Candidates jockey for position as most anti-gay at forum sponsored by ‘family values’ groups

Rep. Newt Gingrich

Rep. Newt Gingrich

Lisa Keen  |  Keen News Service
lisakeen@mac.com

Current Republican presidential frontrunner Newt Gingrich used a right-wing Christian forum Saturday, Nov. 19, to claim “the left” is trying to “drive out the existence of traditional religions … and use the government to repress the American people against their own values.”

He made the comment in the context of a discussion about whether religious-oriented adoption agencies should be allowed to refuse adoptions to same-sex couples. Some states, such as Massachusetts, have cut off government funding to adoption groups that refuse to obey state laws prohibiting discrimination based on sexual orientation.

At that same event, Texas Gov. Rick Perry said that gay couples in Texas cannot adopt, which isn’t true, strictly speaking. Gays and lesbians can adopt as individuals, and in most cases, that person’s partner can do a second-parent adoption separately.

Without referring to gay groups or the LGBT community specifically, Gingrich lashed out against a movement that, since the 1960s, has gone from “a request for tolerance to an imposition of intolerance … [and] closing down those with traditional values.”

Gingrich said he would support a law that would cut off “all federal funding to any jurisdiction that discriminates against religious beliefs in that format.”

The forum was the “Iowa Thanksgiving Family Forum,” sponsored by the Family Leader group of Iowa, as well as the National Organization for Marriage and Focus on the Family. Its format was an “around the family table” kind of conversation with Gingrich and five other Republican presidential hopefuls, including Ron Paul, Michele Bachmann, Rick Santorum, Herman Cain and Perry.

Mitt Romney, who has been eschewing most Iowa events, declined an invitation.

The candidates responded to questions from a moderator and from several representatives of the host groups, including Brian Brown of the National Organization for Marriage. The topics centered around such broad themes as values, morality and liberty, with a strong bent toward the view that the country is divided into conservatives — who are all happy, God-loving citizens — and liberals, who are all sad and out to destroy religious freedom.

As has become his routine, Santorum boasted about his superiority in the GOP field when it comes to opposing marriage between same-sex couples. Same-sex marriage, he said, “radically changes the entire moral fabric of our country.

“Gay marriage is wrong,” said Santorum. “As Abraham Lincoln said, the states do not have the right to do wrong. … America is an ideal. It’s not just a Constitution.”

But only Cain spoke up when Brown solicited responses for what each candidate would do, as president, if the U.S. Supreme Court should overturn the Defense of Marriage Act.

Cain said he would “lead the charge to overturn the Supreme Court.” After some prodding from the moderator, Gingrich did offer up that he thought it important to “make DOMA not appealable” in the courts.

Brown’s questions came near the end of the two-hour event, held at the First Federated Church in Des Moines. His first, directed to Rep. Paul, was whether he would support an amendment to the federal Constitution to ban same-sex marriage. It was an odd question, given that Paul has for years been on record publicly as opposing such an amendment and voted against it in 2004.

Paul reiterated his opposition, noting that he believes generally that the issue should be left to the states or, preferably, to individual churches and families.

But Paul added that he does support DOMA.

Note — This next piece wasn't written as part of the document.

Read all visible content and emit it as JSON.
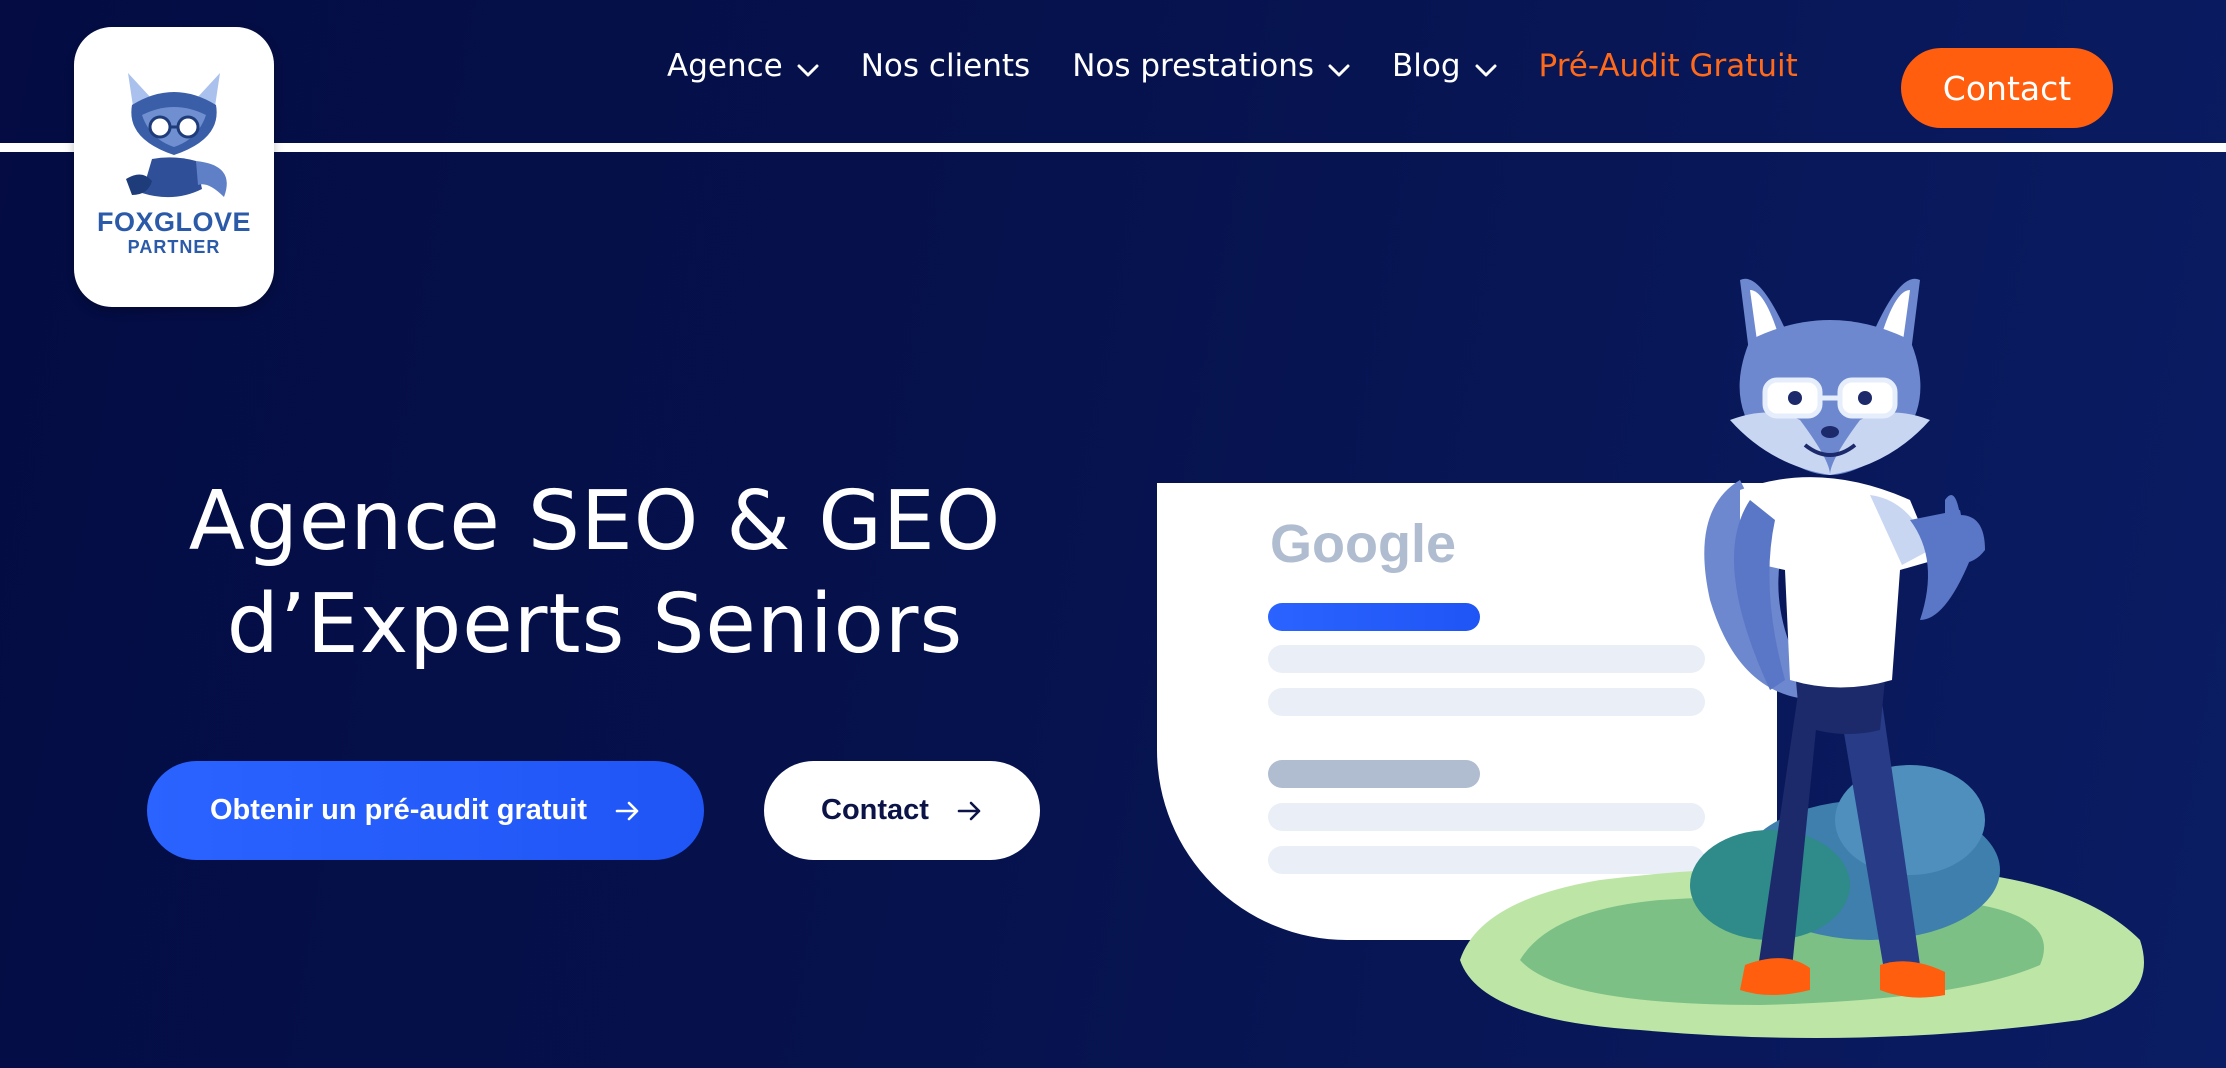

Brown then asked other candidates to explain why they believe a federal marriage amendment is necessary. Santorum jumped in with a recap of his strategy to “stop this problem” through battles state by state. Bachmann touted her own leadership against same-sex marriage in Minnesota.

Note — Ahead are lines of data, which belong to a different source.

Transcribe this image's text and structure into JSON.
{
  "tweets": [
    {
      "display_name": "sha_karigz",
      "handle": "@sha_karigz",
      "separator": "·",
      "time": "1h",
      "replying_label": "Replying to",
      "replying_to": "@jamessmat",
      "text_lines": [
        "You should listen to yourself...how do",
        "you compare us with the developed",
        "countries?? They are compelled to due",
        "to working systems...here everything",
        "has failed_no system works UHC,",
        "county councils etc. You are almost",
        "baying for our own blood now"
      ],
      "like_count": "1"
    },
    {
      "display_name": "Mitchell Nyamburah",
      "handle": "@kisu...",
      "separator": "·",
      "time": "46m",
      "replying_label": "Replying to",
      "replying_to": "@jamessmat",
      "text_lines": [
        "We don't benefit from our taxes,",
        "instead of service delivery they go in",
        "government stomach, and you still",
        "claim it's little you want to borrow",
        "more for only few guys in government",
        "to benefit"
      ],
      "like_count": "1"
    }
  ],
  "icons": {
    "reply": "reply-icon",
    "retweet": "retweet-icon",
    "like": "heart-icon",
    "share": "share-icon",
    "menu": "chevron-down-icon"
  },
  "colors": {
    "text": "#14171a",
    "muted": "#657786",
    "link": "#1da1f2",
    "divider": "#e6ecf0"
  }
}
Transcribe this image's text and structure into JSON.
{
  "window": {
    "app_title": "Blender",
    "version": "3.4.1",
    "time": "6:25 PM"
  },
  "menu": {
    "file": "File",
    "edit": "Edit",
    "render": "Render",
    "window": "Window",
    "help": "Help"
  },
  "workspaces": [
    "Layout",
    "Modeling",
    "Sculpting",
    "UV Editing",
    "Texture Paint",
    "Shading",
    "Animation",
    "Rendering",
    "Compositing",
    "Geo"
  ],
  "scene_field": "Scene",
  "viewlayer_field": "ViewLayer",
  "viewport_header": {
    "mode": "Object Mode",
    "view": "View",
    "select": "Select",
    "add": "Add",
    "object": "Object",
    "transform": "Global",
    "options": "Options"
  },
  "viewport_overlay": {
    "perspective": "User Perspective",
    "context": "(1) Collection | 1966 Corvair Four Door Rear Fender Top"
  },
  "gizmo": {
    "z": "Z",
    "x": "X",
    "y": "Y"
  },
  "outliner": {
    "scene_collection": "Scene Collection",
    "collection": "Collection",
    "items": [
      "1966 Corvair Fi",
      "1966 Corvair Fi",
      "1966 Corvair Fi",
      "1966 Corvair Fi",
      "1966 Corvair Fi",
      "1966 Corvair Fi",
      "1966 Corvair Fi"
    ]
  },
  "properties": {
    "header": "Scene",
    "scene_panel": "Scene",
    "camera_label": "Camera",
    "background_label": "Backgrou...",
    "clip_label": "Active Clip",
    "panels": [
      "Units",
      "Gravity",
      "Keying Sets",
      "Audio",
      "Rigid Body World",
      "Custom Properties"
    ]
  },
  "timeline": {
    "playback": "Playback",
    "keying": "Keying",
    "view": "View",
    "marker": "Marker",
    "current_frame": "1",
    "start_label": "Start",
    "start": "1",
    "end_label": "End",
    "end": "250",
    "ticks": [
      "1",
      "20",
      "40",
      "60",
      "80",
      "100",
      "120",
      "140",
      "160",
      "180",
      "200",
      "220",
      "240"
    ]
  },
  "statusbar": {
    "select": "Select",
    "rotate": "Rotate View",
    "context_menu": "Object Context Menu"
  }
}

The forum was marked by dramatically emotional moments in which the candidates shared personal stories related to their faith.

Santorum acknowledged having decided to keep an emotional distance from his infant daughter who he believed would soon die in order to avoid the pain of the potential loss.

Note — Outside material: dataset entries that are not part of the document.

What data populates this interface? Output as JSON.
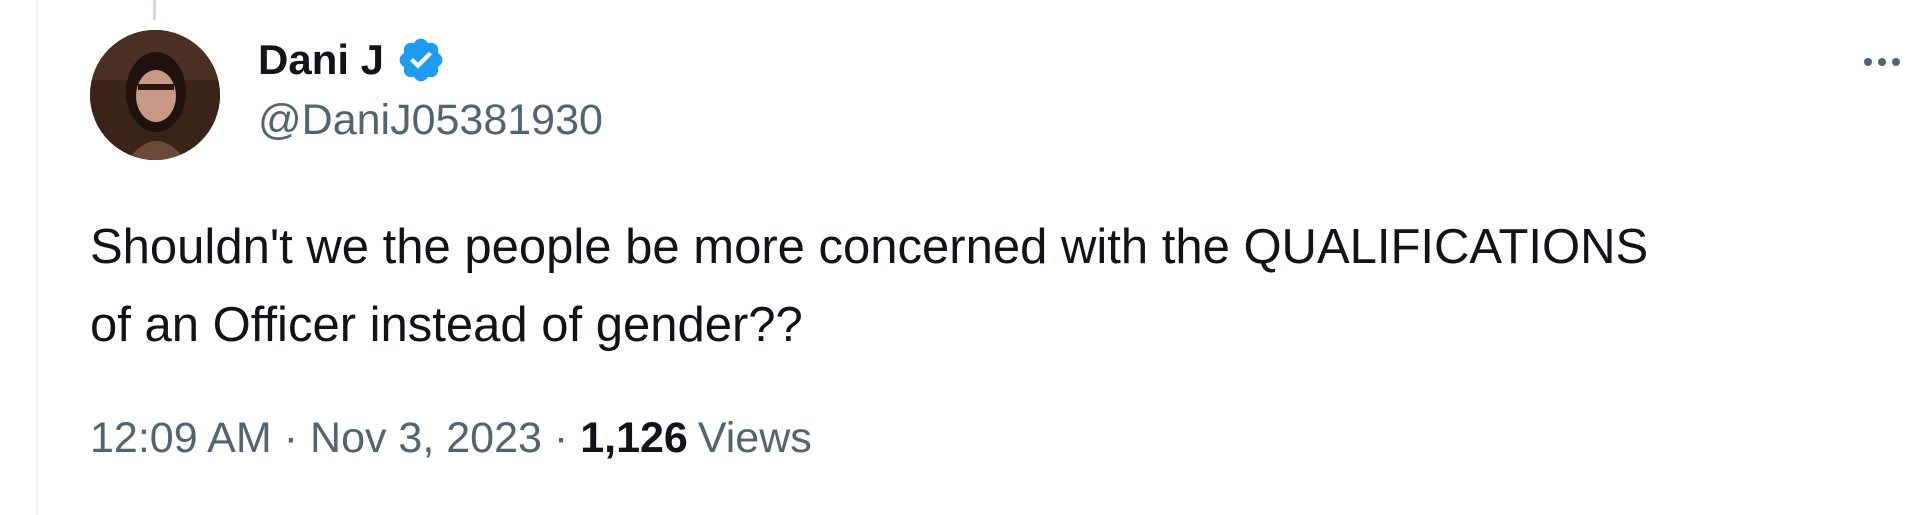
{
  "tweet": {
    "author": {
      "display_name": "Dani J",
      "handle": "@DaniJ05381930",
      "verified": true,
      "avatar_icon": "profile-photo"
    },
    "text_line1": "Shouldn't we the people be more concerned with the QUALIFICATIONS",
    "text_line2": "of an Officer instead of gender??",
    "time": "12:09 AM",
    "date": "Nov 3, 2023",
    "separator": "·",
    "view_count": "1,126",
    "views_label": "Views"
  },
  "icons": {
    "verified": "verified-badge-icon",
    "more": "more-options-icon"
  },
  "colors": {
    "text_primary": "#0f1419",
    "text_secondary": "#536471",
    "verified_blue": "#1d9bf0",
    "divider": "#eff3f4"
  }
}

Herman Cain talked about what it was like to hear that he had stage four cancer.

Michele Bachmann recalled what it was like, as a child, to watch her mother sell the family’s dishes and other possessions after she divorced Bachmann’s father.

The moderator, Fox News contributor Frank Luntz, and news reports indicated 3,000 people were in attendance at the forum. The chief sponsor, The Family Leader, helped organize last year’s ousting of three Iowa Supreme Court justices who voted with the unanimous court to say the state constitution required equal treatment of same-sex and heterosexual couples under marriage laws.

© 2011 by Keen News Service. All rights reserved.

This article appeared in the Dallas Voice print edition November 25, 2011.